Find all $P,Q \in \mathbb{Q}[X]$ such that $P+aQ$ is irreducible for every rational number $a$.
If $\deg P, \deg Q \leq 1$, then every $P,Q \in \mathbb{Q}[X]$ satisfy the hypothesis. Also, $P$ is irreducible and if $(P,Q)=R$ and $\deg R\geq 1$, then $P+aQ$ is reducible, unless $P=cQ$ for some $c \in \mathbb{Q}$. My guess is these are the only solutions, but I can't prove this.
Suppose that neither $P(x)$ nor $Q(x)$ are identically $0$.

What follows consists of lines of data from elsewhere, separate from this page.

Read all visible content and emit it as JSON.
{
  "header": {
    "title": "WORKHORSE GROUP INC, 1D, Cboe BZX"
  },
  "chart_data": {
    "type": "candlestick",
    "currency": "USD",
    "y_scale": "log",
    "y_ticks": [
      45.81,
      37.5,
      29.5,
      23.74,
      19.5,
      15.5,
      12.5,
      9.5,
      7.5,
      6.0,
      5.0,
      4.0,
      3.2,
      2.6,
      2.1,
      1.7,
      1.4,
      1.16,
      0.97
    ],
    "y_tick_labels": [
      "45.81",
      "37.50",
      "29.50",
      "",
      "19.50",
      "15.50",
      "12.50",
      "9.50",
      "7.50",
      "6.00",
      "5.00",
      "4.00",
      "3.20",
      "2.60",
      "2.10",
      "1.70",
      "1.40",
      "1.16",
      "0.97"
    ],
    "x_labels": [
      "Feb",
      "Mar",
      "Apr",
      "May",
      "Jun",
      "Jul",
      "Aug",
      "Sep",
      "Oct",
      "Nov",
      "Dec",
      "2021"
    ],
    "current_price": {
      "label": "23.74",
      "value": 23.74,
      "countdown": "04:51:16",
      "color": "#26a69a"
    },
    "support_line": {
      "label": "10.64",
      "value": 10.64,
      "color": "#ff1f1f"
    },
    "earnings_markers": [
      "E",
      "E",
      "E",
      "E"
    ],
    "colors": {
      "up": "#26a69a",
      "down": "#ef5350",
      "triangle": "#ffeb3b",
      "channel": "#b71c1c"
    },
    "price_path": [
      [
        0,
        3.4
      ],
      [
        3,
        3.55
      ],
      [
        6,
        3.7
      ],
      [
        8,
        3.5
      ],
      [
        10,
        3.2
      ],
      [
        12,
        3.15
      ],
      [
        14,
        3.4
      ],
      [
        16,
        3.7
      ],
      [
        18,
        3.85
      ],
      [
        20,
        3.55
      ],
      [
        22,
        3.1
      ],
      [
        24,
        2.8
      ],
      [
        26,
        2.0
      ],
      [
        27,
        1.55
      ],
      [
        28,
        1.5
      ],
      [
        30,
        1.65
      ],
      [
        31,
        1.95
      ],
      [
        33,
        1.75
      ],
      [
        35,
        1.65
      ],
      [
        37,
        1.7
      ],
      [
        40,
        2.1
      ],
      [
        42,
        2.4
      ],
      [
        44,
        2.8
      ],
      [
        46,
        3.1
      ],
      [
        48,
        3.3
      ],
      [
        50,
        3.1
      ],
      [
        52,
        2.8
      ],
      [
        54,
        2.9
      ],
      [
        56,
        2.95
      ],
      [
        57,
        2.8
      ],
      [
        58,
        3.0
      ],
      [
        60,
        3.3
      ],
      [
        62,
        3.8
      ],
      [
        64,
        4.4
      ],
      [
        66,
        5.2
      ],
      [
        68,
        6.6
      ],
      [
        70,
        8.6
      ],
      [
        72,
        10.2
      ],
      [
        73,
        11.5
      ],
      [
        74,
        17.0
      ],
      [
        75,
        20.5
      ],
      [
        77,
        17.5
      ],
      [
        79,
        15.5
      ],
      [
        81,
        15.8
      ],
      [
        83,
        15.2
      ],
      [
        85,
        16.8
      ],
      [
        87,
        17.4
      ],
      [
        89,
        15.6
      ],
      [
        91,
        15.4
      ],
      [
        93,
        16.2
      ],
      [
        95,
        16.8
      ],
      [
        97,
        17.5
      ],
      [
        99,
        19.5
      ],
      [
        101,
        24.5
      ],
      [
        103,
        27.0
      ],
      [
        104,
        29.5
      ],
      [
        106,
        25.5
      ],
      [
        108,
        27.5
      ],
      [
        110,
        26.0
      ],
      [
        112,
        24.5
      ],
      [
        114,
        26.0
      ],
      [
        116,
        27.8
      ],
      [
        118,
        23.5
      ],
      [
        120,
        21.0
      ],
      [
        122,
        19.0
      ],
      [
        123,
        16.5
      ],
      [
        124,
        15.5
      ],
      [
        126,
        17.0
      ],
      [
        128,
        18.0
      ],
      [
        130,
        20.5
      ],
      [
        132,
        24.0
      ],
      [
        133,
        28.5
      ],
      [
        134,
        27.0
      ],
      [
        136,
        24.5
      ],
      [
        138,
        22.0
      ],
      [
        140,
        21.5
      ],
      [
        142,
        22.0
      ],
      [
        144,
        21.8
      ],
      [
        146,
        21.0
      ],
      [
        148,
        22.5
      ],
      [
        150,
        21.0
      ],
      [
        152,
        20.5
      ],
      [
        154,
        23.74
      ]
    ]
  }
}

Assume we had a counterexample.
There are, then, infinitely many $x_0$ with $Q(x_0)\neq 0$ and of course $$F_{x_0}(x)=P(x)-\frac {P(x_0)}{Q(x_0)}Q(x)$$ has a root at $x_0$. Thus it must be the case that each of the $F_{x_0}(x)$ has degree $≤1$. But if degree $P(x)$ is greater than $1$ then $P(x)-aQ(x)$ has degree $≤1$ for (at most) one choice of $a$. Call that choice $A$. Thus we see $$\frac {P(x_0)}{Q(x_0)}=A\implies P(x_0)=Q(x_0)\times A$$ for infinitely many $x_0$. Whence we must have $P(x)=Q(x)\times A$ and we are done.